Single by Badfinger

from the album Say No More
- B-side: "Too Hung Up on You"
- Released: 13 July 1981
- Genre: Power pop
- Length: 2:49
- Label: Radio/Atlantic
- Songwriter: Joey Molland
- Producers: Jack Richardson, Steve Wittmack

Badfinger singles chronology
| "I Got You" (1979) | "Because I Love You" (1981) |  |

= Because I Love You (Badfinger song) =

"Because I Love You" is a song by the Welsh rock band Badfinger. It was written by one of the band's guitarists, Joey Molland, and it appeared on the band's final recorded studio album, Say No More.

==Release and reception==

"Because I Love You" was released as the fourth track on Badfinger's 1981 album, Say No More, which was the second made after the 1975 suicide of former guitarist Pete Ham.
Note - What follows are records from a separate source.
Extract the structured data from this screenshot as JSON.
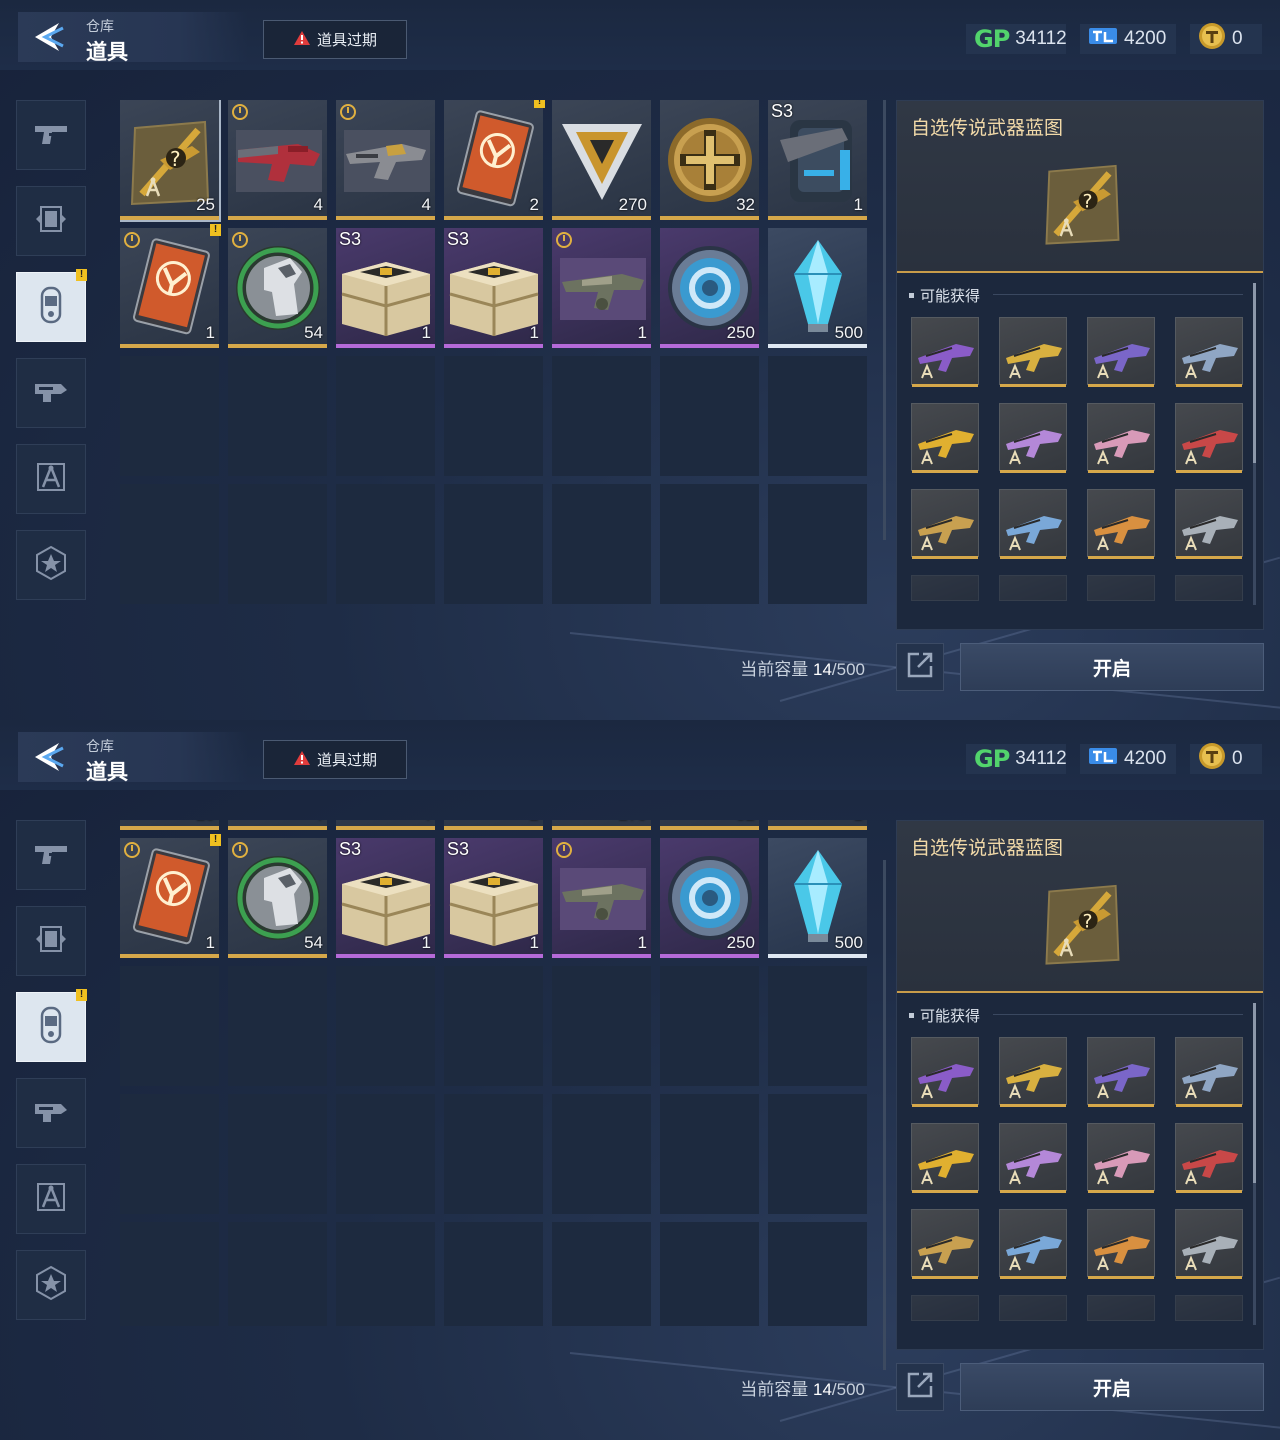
{
  "header": {
    "crumb_parent": "仓库",
    "crumb_title": "道具",
    "expire_label": "道具过期",
    "currencies": [
      {
        "name": "gp",
        "label": "GP",
        "value": "34112"
      },
      {
        "name": "ticket",
        "value": "4200"
      },
      {
        "name": "token",
        "value": "0"
      }
    ]
  },
  "tabs": [
    {
      "name": "weapons",
      "icon": "pistol-icon"
    },
    {
      "name": "frames",
      "icon": "frame-icon"
    },
    {
      "name": "items",
      "icon": "capsule-icon",
      "active": true,
      "badge": "!"
    },
    {
      "name": "attachments",
      "icon": "attachment-icon"
    },
    {
      "name": "blueprints",
      "icon": "blueprint-icon"
    },
    {
      "name": "badges",
      "icon": "star-badge-icon"
    }
  ],
  "items_row1": [
    {
      "name": "legend-blueprint-chest",
      "qty": "25",
      "rarity": "gold",
      "selected": true
    },
    {
      "name": "red-rifle",
      "qty": "4",
      "rarity": "gold",
      "timer": true
    },
    {
      "name": "gray-smg",
      "qty": "4",
      "rarity": "gold",
      "timer": true
    },
    {
      "name": "rename-card",
      "qty": "2",
      "rarity": "gold",
      "badge": "!"
    },
    {
      "name": "triangle-emblem",
      "qty": "270",
      "rarity": "gold"
    },
    {
      "name": "gold-coin",
      "qty": "32",
      "rarity": "gold"
    },
    {
      "name": "s3-backpack",
      "qty": "1",
      "rarity": "gold",
      "tag": "S3"
    }
  ],
  "items_row2": [
    {
      "name": "rename-card-timed",
      "qty": "1",
      "rarity": "gold",
      "timer": true,
      "badge": "!"
    },
    {
      "name": "horse-medal",
      "qty": "54",
      "rarity": "gold",
      "timer": true
    },
    {
      "name": "s3-supply-box",
      "qty": "1",
      "rarity": "purple",
      "tag": "S3"
    },
    {
      "name": "s3-supply-box-2",
      "qty": "1",
      "rarity": "purple",
      "tag": "S3"
    },
    {
      "name": "camo-rifle",
      "qty": "1",
      "rarity": "purple",
      "timer": true
    },
    {
      "name": "blue-coin",
      "qty": "250",
      "rarity": "purple"
    },
    {
      "name": "crystal",
      "qty": "500",
      "rarity": "white"
    }
  ],
  "capacity": {
    "label": "当前容量",
    "current": "14",
    "max": "/500"
  },
  "detail": {
    "title": "自选传说武器蓝图",
    "possible_label": "可能获得",
    "rewards": [
      {
        "name": "purple-rifle",
        "color": "#8a5cc8"
      },
      {
        "name": "gold-black-rifle",
        "color": "#d8b040"
      },
      {
        "name": "purple-sniper",
        "color": "#7a66c8"
      },
      {
        "name": "camo-smg",
        "color": "#8fa6c4"
      },
      {
        "name": "gold-smg",
        "color": "#e0b030"
      },
      {
        "name": "pink-rifle",
        "color": "#b488d8"
      },
      {
        "name": "pink-lmg",
        "color": "#d89ab8"
      },
      {
        "name": "red-rifle",
        "color": "#c84848"
      },
      {
        "name": "gold-pistol",
        "color": "#c8a050"
      },
      {
        "name": "blue-smg",
        "color": "#7aa8d8"
      },
      {
        "name": "orange-rifle",
        "color": "#d89040"
      },
      {
        "name": "silver-rifle",
        "color": "#a8b0b8"
      }
    ],
    "open_label": "开启"
  }
}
That same year, it saw single release in America (the final of three singles from Say No More, with one of its predecessors, "Hold On", hitting on the Billboard Hot 100.) backed with the Tom Evans penned track, "Too Hung Up on You" (also from Say No More.) The single did not chart.

AllMusic critic William Ruhlmann said that "on 'Because I Love You,' they sound like the Raspberries trying to sound like the Beatles." Despite this comment, he still cited the song as a highlight from the Say No More album. Record World said that it "bursts with pop exuberance" and that "the emo-tional vocal plea and keyboard-laced rhythm are contagious.